Investire nella filiera è fondamentale per sostenere il reddito

Alessandro Desilvestri, Amministratore Delegato di Molini Certosa,  racconta a Grano italiano quanto sia necessario per gli agricoltori italiani produrre un  grano unico e di valore, differente dalla granella convenzionale che è possibile ritrovare anche all’estero: la chiave di volta è investire in tecnologia e competenze, nonchè aderire a contratti di filiera che valorizzano la granella grazie alle pratiche di sostenibilità o di garanzia di provenienza.

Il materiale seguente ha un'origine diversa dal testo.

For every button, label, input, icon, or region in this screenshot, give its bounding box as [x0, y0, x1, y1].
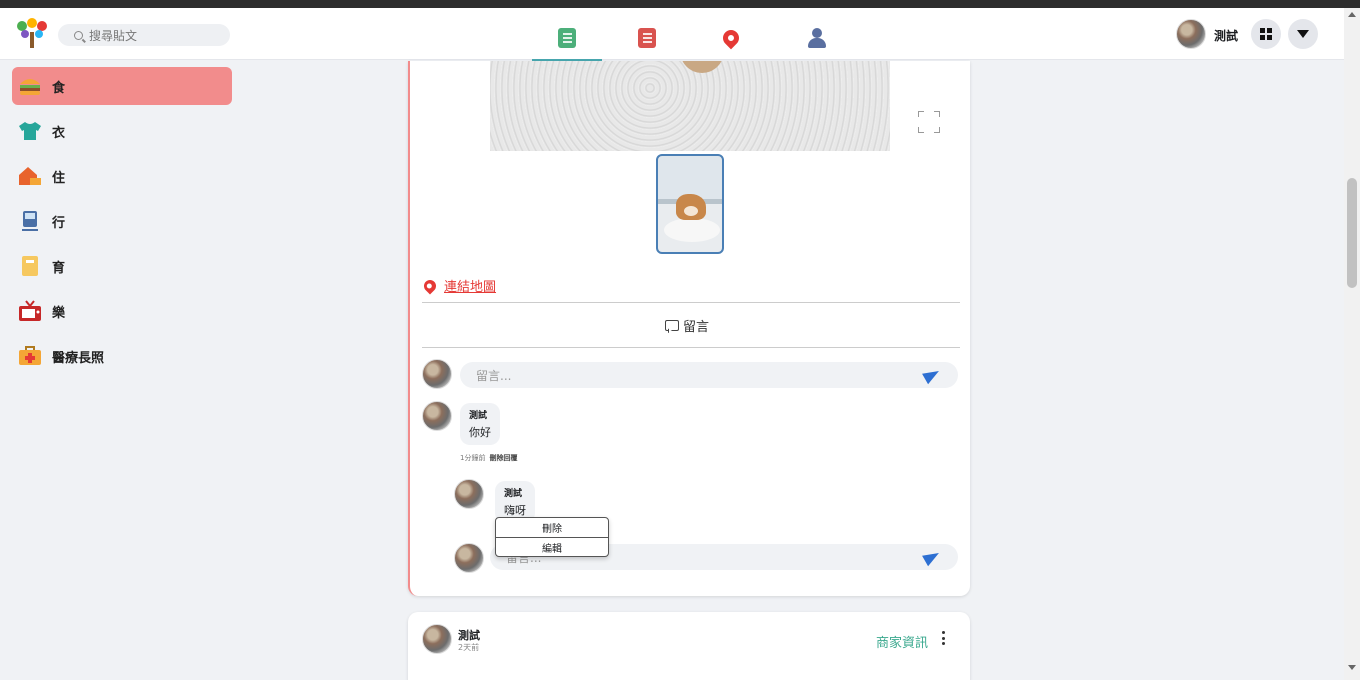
post-main-image[interactable]: [490, 61, 890, 151]
comment-text: 你好: [469, 426, 491, 439]
divider: [422, 347, 960, 348]
sidebar-item-healthcare[interactable]: 醫療長照: [12, 337, 232, 375]
more-options-icon[interactable]: [942, 631, 946, 645]
comment-meta: 1分鐘前 刪除回覆: [460, 453, 517, 463]
search-icon: [74, 30, 83, 40]
tab-list[interactable]: [612, 16, 682, 60]
sidebar-item-clothing[interactable]: 衣: [12, 112, 232, 150]
tab-friends[interactable]: [782, 16, 852, 60]
friends-icon: [806, 28, 828, 48]
comment-input-avatar: [422, 359, 452, 389]
tree-logo-icon[interactable]: [14, 18, 50, 48]
shirt-icon: [18, 119, 42, 143]
scroll-down-arrow-icon[interactable]: [1348, 665, 1356, 670]
train-icon: [18, 209, 42, 233]
comment-button-label: 留言: [683, 320, 710, 335]
divider: [422, 302, 960, 303]
checklist-red-icon: [638, 28, 656, 48]
thumbnail-dog: [676, 194, 706, 220]
dog-image-detail: [680, 61, 724, 73]
comment-author[interactable]: 測試: [469, 408, 491, 421]
post-author-avatar[interactable]: [422, 624, 452, 654]
sidebar-item-housing[interactable]: 住: [12, 157, 232, 195]
account-dropdown-button[interactable]: [1288, 19, 1318, 49]
comment-input-placeholder: 留言...: [476, 368, 512, 383]
reply-input-avatar: [454, 543, 484, 573]
fullscreen-icon[interactable]: [918, 111, 940, 133]
tv-icon: [18, 299, 42, 323]
scroll-up-arrow-icon[interactable]: [1348, 12, 1356, 17]
thumbnail-rug: [664, 218, 720, 242]
map-pin-icon: [719, 26, 743, 50]
grid-icon: [1260, 28, 1272, 40]
checklist-green-icon: [558, 28, 576, 48]
comment-context-menu: 刪除 編輯: [495, 517, 609, 557]
search-placeholder: 搜尋貼文: [89, 28, 138, 43]
menu-item-delete[interactable]: 刪除: [496, 518, 608, 537]
image-thumbnail[interactable]: [656, 154, 724, 254]
location-pin-icon: [421, 277, 439, 294]
sidebar-item-label: 住: [52, 170, 66, 186]
post-card: 連結地圖 留言 留言... 測試 你好 1分鐘前 刪除回覆 測試 嗨呀 留言...…: [408, 61, 970, 596]
map-link[interactable]: 連結地圖: [421, 276, 496, 295]
sidebar-item-label: 食: [52, 80, 66, 96]
sidebar-item-label: 育: [52, 260, 66, 276]
post-timestamp: 2天前: [458, 643, 480, 652]
tab-map[interactable]: [696, 16, 766, 60]
reply-delete-link[interactable]: 刪除回覆: [489, 454, 517, 462]
top-navbar: 搜尋貼文 測試: [0, 8, 1344, 62]
reply-text: 嗨呀: [504, 504, 526, 517]
speech-bubble-icon: [665, 320, 679, 331]
search-input[interactable]: 搜尋貼文: [58, 24, 230, 46]
sidebar-item-transport[interactable]: 行: [12, 202, 232, 240]
commenter-avatar[interactable]: [422, 401, 452, 431]
comment-bubble: 測試 你好: [460, 403, 500, 445]
tab-posts[interactable]: [532, 16, 602, 62]
burger-icon: [18, 74, 42, 98]
page-scrollbar[interactable]: [1344, 8, 1360, 680]
comment-button[interactable]: 留言: [665, 316, 709, 335]
menu-item-edit[interactable]: 編輯: [496, 537, 608, 556]
notebook-icon: [18, 254, 42, 278]
sidebar-item-entertainment[interactable]: 樂: [12, 292, 232, 330]
sidebar-item-label: 醫療長照: [52, 350, 105, 366]
reply-avatar[interactable]: [454, 479, 484, 509]
sidebar-item-label: 樂: [52, 305, 66, 321]
next-post-card: 測試 2天前 商家資訊: [408, 612, 970, 680]
comment-input[interactable]: 留言...: [460, 362, 958, 388]
shop-info-link[interactable]: 商家資訊: [876, 632, 928, 651]
comment-time: 1分鐘前: [460, 454, 486, 462]
map-link-label[interactable]: 連結地圖: [444, 276, 496, 295]
user-name[interactable]: 測試: [1214, 27, 1238, 44]
sidebar-item-label: 行: [52, 215, 66, 231]
medkit-icon: [18, 344, 42, 368]
user-avatar[interactable]: [1176, 19, 1206, 49]
sidebar-item-food[interactable]: 食: [12, 67, 232, 105]
caret-down-icon: [1297, 30, 1309, 38]
window-top-strip: [0, 0, 1360, 8]
scroll-thumb[interactable]: [1347, 178, 1357, 288]
sidebar-item-education[interactable]: 育: [12, 247, 232, 285]
house-icon: [18, 164, 42, 188]
reply-author[interactable]: 測試: [504, 486, 526, 499]
post-author-name[interactable]: 測試: [458, 627, 480, 643]
sidebar-item-label: 衣: [52, 125, 66, 141]
apps-menu-button[interactable]: [1251, 19, 1281, 49]
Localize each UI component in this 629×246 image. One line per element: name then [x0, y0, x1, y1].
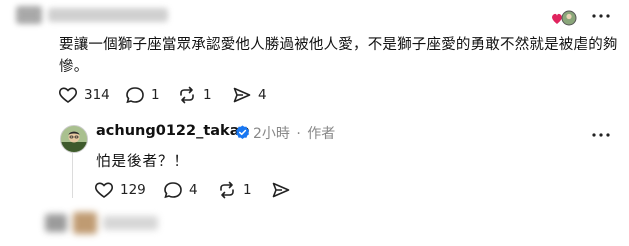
- like-count: 314: [84, 87, 110, 103]
- reply-time: 2小時: [253, 126, 290, 142]
- reply-meta: 2小時 · 作者: [253, 123, 335, 143]
- post-text: 要讓一個獅子座當眾承認愛他人勝過被他人愛，不是獅子座愛的勇敢不然就是被虐的夠慘。: [59, 37, 618, 75]
- reply-more-options-button[interactable]: [591, 128, 611, 142]
- meta-separator: ·: [296, 126, 301, 142]
- thread-line: [72, 150, 73, 198]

Certamente non è un percorso facile da intraprendere per i cerealicoltori: con il tempo, però, ripaga gli sforzi degli operatori in termini di stabilità dei redditi e di premialità sul prezzo.

Quali vantaggi di fronte agli impegni per gli agricoltori?

«E’ vero che aderire alle filiere presenta delle complessità, gli agricoltori devono attrezzarsi ed essere pronti a investire. Le spese e l’impegno però, garantiscono stabilità nel lavoro e una premialità sul prezzo della granella. Entrare in filiera vuol dire accedere all’unico meccanismo che garantisce più valore in un mercato che, anche per noi, è assolutamente imprevedibile. Le componenti che hanno impatti sui livelli di prezzo sono tante e non controllabili: ho parlato prima degli eventi meteorologici, ad esempio.

Se, però, un agricoltore si lega a una filiera, potrebbe avere una maggiore tranquillità e una sicurezza sulla sua attività, perché gli viene garantito uno sbocco sul mercato a condizioni note già al momento della semina. A giovarsene ci sono il produttore, il mulino, ma anche l’industria che ha bisogno di materia prima coltivata, prodotta e macinata secondo regole qualitative ben precise. Lo capiscono anche i nostri clienti che, sempre più, sono orientati a dare valore aggiunto all’origine delle catene del valore».

Che significa “attrezzarsi” per un agricoltore?

«Sicuramente è importante, per chi produce grano, avere un’adeguata capacità di stoccaggio e dotarsi di mezzi e strutture con un buon livello di tecnologia. Inoltre, è bene avere competenze di gestione della qualità che noi richiediamo, anche in base ai requisiti della filiera. Da questo punto di vista, anche le pratiche di coltivazione possono essere fondamentali, come nelle filiere che puntano sulla sostenibilità.

Bisogna, poi, essere disponibili a sostenere audit di controllo, in particolare sugli aspetti igienico-sanitari e di segregazione della materia prima. Anche la tracciabilità è fondamentale: in questo senso la tecnologia può aiutare i produttori a tenere traccia di tutte le operazioni effettuate, dalla semina allo stoccaggio della granella. Insomma, è importante “fare le cose per bene”».

Ci diceva del mercato imprevedibile: anche il grano duro da segni di debolezza, come si reagisce?

«L’Italia si conferma tra i principali produttori mondiali di grano duro e, oltre ai granai di Puglia e Sicilia, sembra esserci sempre più, anche qui al Nord, la volontà di dedicare superfici a questa coltura. Questo fenomeno di aumento superfici dedicate per il grano duro, però, sta accadendo anche in altri paesi europei come quelli dell’Est. Ogni anno le aree seminate aumentano e questo significa che l’offerta sui mercati è elevata. Se la granella italiana non si saprà far notare, in questo contesto, allora la guerra sarà solo sul prezzo e anche i valori nazionali saranno al ribasso.

E’ per questo motivo che i produttori italiani devono cooperare e aderire sempre di più a filiere che valorizzino l’origine del loro prodotto: come per il tenero si punta sulla sostenibilità, così per il duro bisogna puntare sulla nazionalità italiana, elemento che può trasferire valore aggiunto a monte della filiera e non obbliga a competere solo sul prezzo. Nel gioco al ribasso, purtroppo, il cerealicoltore italiano si trova ovviamente in difficoltà».